Stephanie Coontz, director of research at the Council on Contemporary Families and a history professor at Evergreen State College in Olympia, Washington, wrote about idealized families in her 1992 book “The Way We Never Were.” She said Brooks does a little idealizing of his own in talking about the glories of large families in the 18th and 19th centuries, although he does acknowledge that the structure was no ideal for women for spent most of their days cooking and cleaning for a dozen people, or two dozen, or for the slaves and servants that supported these large households. But, she says, Brooks doesn’t go far enough.

“His solution stresses the need to promote new forms of chosen kin, and I agree those are good. But in our huge country, with its regional disparities and growing segregation by race and class, local initiatives are not enough. We don’t just need a new family paradigm. We need a new social paradigm.”

Coontz said that economic factors weigh heavily on American families, both nuclear and extended, and that business models that bow to shareholder profits do so at the expense of families and communities. “While we’re thinking, let’s think about how we can begin to recognize that we’re all part of an interdependent society,” she said. “We need to rebuild not just the social safety net, but also the psychological sense that we’re all in this together.”

Without economic stability, Coontz said, marriage is not an option for many Americans. “In the midst of this growing inequality, the only people who can take the risk of marrying each other are those who are almost already there in terms of their emotional and economic security. Marriage can be tremendously helpful to those who have the emotional and economic security to make sure it will work, but in today’s society, where we have freedom, for better or for worse, to leave a marriage that does not satisfy us, it’s a risky endeavor for those who are under economic stress.”

Likewise, writing for the Institute for Family Studies symposium, Scott M. Stanley, a research professor at the University of Denver, noted the correlation between income and education and family stability. “As a group, those with higher education and incomes —those with the most options — are now overrepresented among those with stable marriages and nuclear families.”

And Stanley noted that a major obstacle blocking societal change is the vaunted American love of individualism, privacy and space, which Brooks acknowledges when he writes, “Family bonds are thicker, but individual choice is diminished. You have less space to make your own way in life.”

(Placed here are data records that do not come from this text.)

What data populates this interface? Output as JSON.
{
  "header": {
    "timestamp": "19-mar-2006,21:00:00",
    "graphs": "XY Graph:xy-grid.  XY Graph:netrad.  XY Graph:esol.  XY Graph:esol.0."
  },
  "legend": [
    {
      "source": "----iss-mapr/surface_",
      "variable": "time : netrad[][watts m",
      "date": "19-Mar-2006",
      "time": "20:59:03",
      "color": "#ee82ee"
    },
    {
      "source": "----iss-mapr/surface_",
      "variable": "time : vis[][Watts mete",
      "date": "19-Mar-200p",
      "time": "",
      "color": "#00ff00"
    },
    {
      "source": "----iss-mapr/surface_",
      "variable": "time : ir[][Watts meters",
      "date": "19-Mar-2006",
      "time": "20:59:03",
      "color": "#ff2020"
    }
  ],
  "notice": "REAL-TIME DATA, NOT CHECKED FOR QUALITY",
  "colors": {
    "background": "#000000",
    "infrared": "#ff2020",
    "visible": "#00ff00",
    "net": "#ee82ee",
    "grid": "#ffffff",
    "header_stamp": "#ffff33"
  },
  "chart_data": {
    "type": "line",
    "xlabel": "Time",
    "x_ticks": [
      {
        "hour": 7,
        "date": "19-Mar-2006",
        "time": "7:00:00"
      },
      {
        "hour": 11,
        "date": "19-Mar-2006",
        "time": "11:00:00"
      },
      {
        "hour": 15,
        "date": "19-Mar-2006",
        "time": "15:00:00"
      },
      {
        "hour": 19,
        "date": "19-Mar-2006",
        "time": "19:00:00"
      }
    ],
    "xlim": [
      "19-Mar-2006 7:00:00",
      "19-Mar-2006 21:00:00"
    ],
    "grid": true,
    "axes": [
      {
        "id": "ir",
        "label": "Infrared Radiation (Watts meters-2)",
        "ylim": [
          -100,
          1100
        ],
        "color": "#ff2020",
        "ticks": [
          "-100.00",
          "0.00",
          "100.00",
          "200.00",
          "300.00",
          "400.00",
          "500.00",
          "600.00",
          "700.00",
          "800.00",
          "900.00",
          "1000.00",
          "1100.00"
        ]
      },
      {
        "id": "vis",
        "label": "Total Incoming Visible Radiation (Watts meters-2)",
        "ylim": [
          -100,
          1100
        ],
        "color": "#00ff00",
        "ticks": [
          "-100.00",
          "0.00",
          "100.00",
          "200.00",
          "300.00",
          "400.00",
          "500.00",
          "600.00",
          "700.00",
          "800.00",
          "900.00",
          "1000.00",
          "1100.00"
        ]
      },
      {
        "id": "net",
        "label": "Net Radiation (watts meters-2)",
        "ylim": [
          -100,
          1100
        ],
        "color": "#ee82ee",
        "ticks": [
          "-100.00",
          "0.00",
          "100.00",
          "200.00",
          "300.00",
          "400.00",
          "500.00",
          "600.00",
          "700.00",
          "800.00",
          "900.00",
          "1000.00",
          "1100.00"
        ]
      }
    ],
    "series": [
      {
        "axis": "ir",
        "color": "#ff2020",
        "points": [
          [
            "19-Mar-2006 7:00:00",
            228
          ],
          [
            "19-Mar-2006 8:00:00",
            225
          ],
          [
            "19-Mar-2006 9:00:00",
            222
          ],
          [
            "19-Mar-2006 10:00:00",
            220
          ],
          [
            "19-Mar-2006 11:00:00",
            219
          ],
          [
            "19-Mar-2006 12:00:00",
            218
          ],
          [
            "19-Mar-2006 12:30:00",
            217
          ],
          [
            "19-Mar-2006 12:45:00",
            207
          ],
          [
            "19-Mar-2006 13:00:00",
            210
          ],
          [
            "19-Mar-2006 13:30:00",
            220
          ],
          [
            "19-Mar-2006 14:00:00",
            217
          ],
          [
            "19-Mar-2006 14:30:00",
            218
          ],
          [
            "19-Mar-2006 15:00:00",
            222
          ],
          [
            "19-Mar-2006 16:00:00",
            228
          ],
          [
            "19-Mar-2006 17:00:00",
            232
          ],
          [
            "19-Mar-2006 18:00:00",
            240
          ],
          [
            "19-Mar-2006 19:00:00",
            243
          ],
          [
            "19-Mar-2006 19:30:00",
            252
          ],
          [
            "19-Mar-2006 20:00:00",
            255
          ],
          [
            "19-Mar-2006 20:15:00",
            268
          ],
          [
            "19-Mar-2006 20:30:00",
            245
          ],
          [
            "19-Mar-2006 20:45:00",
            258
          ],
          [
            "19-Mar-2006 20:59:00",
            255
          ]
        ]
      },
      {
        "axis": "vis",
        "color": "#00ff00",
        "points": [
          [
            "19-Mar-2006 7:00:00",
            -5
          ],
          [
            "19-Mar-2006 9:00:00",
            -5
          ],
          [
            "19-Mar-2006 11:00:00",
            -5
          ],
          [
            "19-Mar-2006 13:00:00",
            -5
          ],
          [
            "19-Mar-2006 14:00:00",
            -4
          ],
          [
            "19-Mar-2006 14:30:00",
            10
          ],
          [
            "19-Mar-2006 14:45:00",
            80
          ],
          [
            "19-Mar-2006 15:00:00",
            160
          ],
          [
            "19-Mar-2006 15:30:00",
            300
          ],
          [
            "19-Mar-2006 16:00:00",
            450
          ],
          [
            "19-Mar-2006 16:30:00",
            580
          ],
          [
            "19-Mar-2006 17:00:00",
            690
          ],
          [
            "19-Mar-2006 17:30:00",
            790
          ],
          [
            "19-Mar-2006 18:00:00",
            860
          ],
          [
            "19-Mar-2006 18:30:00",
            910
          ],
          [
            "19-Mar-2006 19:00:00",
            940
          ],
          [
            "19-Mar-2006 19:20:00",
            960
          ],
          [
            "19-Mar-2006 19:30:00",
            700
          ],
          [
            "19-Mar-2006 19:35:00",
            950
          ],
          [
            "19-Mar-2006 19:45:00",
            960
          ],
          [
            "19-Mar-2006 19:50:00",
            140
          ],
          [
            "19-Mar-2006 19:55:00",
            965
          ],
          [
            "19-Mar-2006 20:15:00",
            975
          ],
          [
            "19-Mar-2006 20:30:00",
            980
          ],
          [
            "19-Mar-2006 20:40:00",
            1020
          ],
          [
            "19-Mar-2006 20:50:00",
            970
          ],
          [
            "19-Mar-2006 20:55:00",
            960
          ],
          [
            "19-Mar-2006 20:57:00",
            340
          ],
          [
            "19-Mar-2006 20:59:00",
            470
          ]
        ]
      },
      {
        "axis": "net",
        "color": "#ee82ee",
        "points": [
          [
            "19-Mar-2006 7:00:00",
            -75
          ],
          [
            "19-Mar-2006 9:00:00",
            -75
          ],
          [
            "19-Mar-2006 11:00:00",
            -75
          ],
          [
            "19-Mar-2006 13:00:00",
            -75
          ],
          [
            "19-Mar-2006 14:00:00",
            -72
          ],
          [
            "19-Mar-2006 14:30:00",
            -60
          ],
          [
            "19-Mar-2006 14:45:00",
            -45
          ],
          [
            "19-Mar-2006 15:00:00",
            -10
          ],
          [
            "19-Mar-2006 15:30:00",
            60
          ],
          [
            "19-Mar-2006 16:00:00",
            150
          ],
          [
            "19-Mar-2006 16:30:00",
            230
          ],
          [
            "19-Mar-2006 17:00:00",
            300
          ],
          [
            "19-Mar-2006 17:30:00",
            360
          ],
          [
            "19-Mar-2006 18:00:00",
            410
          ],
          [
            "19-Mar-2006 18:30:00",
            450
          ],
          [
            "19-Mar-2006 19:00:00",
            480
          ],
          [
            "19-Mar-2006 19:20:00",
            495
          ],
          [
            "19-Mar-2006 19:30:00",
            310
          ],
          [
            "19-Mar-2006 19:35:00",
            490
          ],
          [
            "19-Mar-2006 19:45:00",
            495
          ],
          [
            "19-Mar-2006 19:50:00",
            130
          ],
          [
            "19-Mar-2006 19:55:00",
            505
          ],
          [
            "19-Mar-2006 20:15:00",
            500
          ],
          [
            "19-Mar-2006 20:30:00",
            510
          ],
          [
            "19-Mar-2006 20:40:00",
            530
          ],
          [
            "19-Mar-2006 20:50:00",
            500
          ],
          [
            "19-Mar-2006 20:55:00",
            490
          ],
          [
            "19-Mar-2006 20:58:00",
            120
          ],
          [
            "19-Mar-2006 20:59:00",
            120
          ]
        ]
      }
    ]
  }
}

Moreover, nuclear families tend to perpetuate themselves. “People who grow up in a nuclear family tend to have a more individualistic mindset than people who grow up in a multigenerational extended clan,” Brooks wrote. “People with an individualistic mindset tend to be less willing to sacrifice self for the sake of the family, and the result is more family disruption.”

But that’s all the more reason for a movement to enlarge our most important and nurturing network, either biological or forged, according to Brooks. “For decades we have been eating at smaller and smaller tables, with fewer and fewer kin,” he says. “It’s time to find ways to bring back the big tables.”